Now, when I look at this series, I feel only gratitude. Gratitude and a faith in putting one foot in front of the other, one stitch in front of another, even into Infinity.
About the Artist
Penny Sisto is an internationally recognized artist who has exhibited throughout the United States and abroad. International presentations of her work include the exhibition of a grouping of Holocaust quilts at the Gatehouse of Auschwitz, and a selection of her slavery series quilts displayed at the Royal Armories Museum in Leeds, England, in 2008. She has won numerous awards and honors for her artwork and has been the subject of two public television programs. An advocate for social justice and peace, she is known for the difficult subjects, such as AIDS, poverty and racism, that she addresses in her works.

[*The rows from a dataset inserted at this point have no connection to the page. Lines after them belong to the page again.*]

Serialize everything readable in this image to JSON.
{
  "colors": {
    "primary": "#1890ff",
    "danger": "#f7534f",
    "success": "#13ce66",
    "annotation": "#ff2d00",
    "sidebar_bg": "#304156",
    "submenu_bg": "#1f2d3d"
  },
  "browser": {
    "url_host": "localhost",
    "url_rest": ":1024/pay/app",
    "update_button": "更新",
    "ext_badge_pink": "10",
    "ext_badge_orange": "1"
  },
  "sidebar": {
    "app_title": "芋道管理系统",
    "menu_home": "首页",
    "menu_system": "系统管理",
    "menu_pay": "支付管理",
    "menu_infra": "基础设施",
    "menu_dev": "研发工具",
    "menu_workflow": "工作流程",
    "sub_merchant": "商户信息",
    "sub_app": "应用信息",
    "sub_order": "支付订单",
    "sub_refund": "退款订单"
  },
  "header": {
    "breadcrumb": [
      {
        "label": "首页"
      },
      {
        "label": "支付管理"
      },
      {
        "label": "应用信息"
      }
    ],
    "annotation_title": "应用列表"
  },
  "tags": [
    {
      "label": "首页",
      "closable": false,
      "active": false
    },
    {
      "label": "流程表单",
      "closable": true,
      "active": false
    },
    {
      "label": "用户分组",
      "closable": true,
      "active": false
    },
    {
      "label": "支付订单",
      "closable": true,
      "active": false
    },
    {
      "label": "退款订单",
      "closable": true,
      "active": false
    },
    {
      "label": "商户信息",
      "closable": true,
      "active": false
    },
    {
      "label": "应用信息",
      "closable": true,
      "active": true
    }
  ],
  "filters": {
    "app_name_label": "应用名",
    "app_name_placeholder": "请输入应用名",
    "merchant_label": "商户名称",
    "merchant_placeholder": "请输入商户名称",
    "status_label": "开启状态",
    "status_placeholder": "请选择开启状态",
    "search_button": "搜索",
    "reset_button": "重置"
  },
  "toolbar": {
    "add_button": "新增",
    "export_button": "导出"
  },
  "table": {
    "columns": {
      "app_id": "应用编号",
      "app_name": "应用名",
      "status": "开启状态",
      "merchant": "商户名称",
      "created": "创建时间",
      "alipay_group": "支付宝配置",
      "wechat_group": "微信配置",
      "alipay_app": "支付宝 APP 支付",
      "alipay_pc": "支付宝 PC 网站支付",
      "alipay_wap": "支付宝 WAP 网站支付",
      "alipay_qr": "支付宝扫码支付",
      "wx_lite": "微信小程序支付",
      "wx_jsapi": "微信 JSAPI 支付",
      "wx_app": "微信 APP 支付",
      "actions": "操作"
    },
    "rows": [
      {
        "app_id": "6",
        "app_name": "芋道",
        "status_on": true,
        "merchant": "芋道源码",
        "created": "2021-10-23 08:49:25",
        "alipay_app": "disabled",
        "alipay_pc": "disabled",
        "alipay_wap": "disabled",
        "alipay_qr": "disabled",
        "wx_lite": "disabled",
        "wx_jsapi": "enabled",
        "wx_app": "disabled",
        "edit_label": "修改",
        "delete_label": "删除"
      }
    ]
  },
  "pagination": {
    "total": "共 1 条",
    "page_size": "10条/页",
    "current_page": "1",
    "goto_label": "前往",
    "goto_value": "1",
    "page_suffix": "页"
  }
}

Born in the Orkney Islands off the northern tip of Scotland, Sisto began learning how to sew at age three. As an adult, she worked for the British Ministry of Overseas Development, utilizing her skills as a midwife to aid in health clinics for the Maasai, LuBukusu and Kikuyu tribes of East Africa. Her time in Africa inspired her to combine the quilting, embroidery and appliqué techniques she learned from her grandmother with the beading and collage methods of her African friends, resulting in the distinctive style seen in her work today.
Penny Sisto has received many commissions for quilts, including four works at the Abbey of Gethsemane, where a 28×9’ quilt entitled Risen Christ hangs at each Easter season and for funeral services. Some of the other collections containing Sisto’s works include: Sisters of Charity, Sisters of Loretto, Thomas Merton International Studies Center, Spalding University, Kennedy Family and the Peabody Essex Museum in Massachusetts. Selected grants that Penny Sisto has received include: Kentucky Foundation for Women, Indiana Arts Commission, Master Fellowship and New Directions and Southern Arts. In 1993, she was awarded a Baha’i Peace Award for Arts Promoting World Peace because of her promotion of peace and justice through her work.